Consumer Culture in China and in the West
As we all know, America is one of the richest countries in the world, and the average American carries a life that is relatively wealthy and comfortable. Americans tend to be optimistic about the future; This outlook derives from a relatively stable history (politically and socially), from having large amounts of disposable income, and from having a comparatively well developed retirement system (compared to that of China). The American standard of living is very high, and even the average American who is classified as ‘poor’ has running water, a car and at least one television set. Despite all of those, many Americans seem to feel that they never have enough money to meet their ‘needs’. They buy too much on credit and live beyond their means. This is in part because they are bombarded with advertising on a daily basis that converts ‘desires’ into ‘necessities’, while convincing them that their social acceptance, self-esteem, and even their happiness are dependent upon their purchases. Due to these reasons, Americans focus their consumer dollars on clothing, electronics, cars, entertainment, and other luxury items which provide them with immediate gratification.

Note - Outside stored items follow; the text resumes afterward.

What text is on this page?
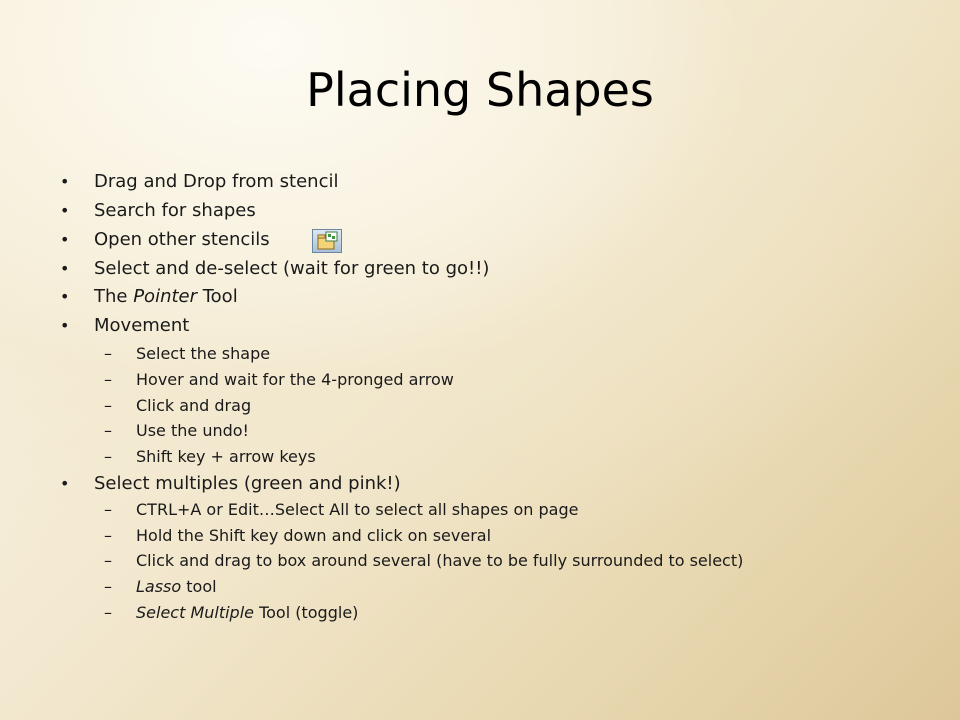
Placing Shapes
•	Drag and Drop from stencil
•	Search for shapes
•	Open other stencils
•	Select and de-select (wait for green to go!!)
•	The Pointer Tool
•	Movement
– Select the shape
– Hover and wait for the 4-pronged arrow
– Click and drag
– Use the undo!
– Shift key + arrow keys
•	Select multiples (green and pink!)
– CTRL+A or Edit…Select All to select all shapes on page
– Hold the Shift key down and click on several
– Click and drag to box around several (have to be fully surrounded to select)
– Lasso tool
– Select Multiple Tool (toggle)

The Chinese, however, have a different perspective rooted in a radically different historical and social environment. China, with a history of over 5,000 years, has been through periods of volatility and change unimaginable to most Americans. Still a largely rural developing country with a low per capita income, China houses a population of over a billion people, most of whom have minimal disposable income. This fact makes the Chinese rate of saving even more impressive.
In the big cities of modern China, more money is flowing. Many Chinese in urban areas pay monthly mortgages, and credit card use is becoming increasingly popular, particularly among younger generations. Advertisers have begun to target the more affluent in hopes of converting their ‘wants’ into ‘needs’. However, the old ways still influence spending habits of the majority of people in this ancient and prudent culture, and the Chinese have learned from history that nothing is certain – that emergencies can arise in the blink of an eye, and that one must depend on oneself and one’s family to overcome difficult times. Furthermore, the Chinese focus their family loyalties on the extended family instead of limiting them to the nuclear family as we do in most Western countries. Chinese families will commonly spend money to help out a cousin in-law or a grand-parent. Their consumption rate is focused on savings (for future security) and on products and services that pay off in the long run such as: education, housing, and investments.
An old fable tells the story of the grasshopper and the ant. In the tale, the grasshopper sings and dances while the ant stores food for the winter. This can serve as an analogy to understand the cultural difference between China and the United States: The American (like the grasshopper) spends money that he/she has not yet earned on bigger, better and fancier products and services, only to fulfill his current ‘needs’. The ant-like Chinese, however, tucks money away for the future, hoping to create security for itself and for its family.
Who is wiser? It is hard to say for sure, but what we do know is that the spending habits of each are easier to understand when one appreciates the Consumer Culture of each nationality.